If you don't have fusable links, check for an aftermarket fuse that may have been installed or like the previous reply for some new electrical tape. A digital voltmeter (go cheap if you just use it minimal) will help you figure out if you have a draw with the key off engine off or like the previous reply key on engine on doing his method. I tested mine, I think I put one end on the negative terminal and the other on the end of the negative connection to pull the reading of draw (key off engine off) and since it read voltage I had a draw, while it was off. Keep in mind there are two theories of how electricity flows, Positive to Negative and Negative to Positive. In automobiles, you end up using a little of both, they are wired for Positive to Negative trouble shooting but if you're looking for a draw with the engine off your testing the opposite since that's really the direction it goes. Those two theories help a bit when you're troubleshooting with a digital voltage ohm meter.
**Anyone correct me if I'm wrong, it happens and I'm not afraid to admit it.
As for the dying while running, also keep an eye on that voltage gauge while you're driving. Innova makes a $60 voltmeter where you can check the alternator while the car is running to find out whether it's within specs, rather than have to always go to the Zone and waste an hour of your day. I have a repair manual for 77, which should be very similar to your year, PM me and I'll get it to you.

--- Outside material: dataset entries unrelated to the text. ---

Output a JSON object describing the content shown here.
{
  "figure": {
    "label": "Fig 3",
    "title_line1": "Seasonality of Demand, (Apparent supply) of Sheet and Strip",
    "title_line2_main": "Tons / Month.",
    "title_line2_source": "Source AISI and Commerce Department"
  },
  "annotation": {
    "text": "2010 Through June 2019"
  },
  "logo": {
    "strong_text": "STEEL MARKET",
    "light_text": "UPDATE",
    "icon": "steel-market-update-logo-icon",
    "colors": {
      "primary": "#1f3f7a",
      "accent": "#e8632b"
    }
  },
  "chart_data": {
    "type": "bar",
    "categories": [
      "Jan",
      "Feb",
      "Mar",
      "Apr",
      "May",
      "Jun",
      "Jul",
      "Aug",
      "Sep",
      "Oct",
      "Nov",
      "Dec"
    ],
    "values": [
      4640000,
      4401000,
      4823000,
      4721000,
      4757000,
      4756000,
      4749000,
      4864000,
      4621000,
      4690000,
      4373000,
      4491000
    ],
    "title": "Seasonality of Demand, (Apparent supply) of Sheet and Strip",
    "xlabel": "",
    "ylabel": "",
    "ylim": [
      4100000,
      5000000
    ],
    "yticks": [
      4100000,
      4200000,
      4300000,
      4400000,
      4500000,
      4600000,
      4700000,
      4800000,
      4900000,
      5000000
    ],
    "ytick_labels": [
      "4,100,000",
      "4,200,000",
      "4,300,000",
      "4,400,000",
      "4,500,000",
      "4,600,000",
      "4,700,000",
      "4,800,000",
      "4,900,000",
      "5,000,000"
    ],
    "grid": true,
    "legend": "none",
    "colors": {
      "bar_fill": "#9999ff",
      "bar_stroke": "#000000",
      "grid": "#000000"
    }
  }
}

Speaking from experience here... don't go throwing parts at it until you know the problem. They all add up quickly, slowly killing the budget. I did that with my current project and wasted WAY too much money. Now I'm struggling finishing it.
Last thing here... take a picture of some of that wiring, like the one you posted originally but your car this time. I think a lot of these guys in the forums know what looks right and what looks wrong who can point you in the right direction.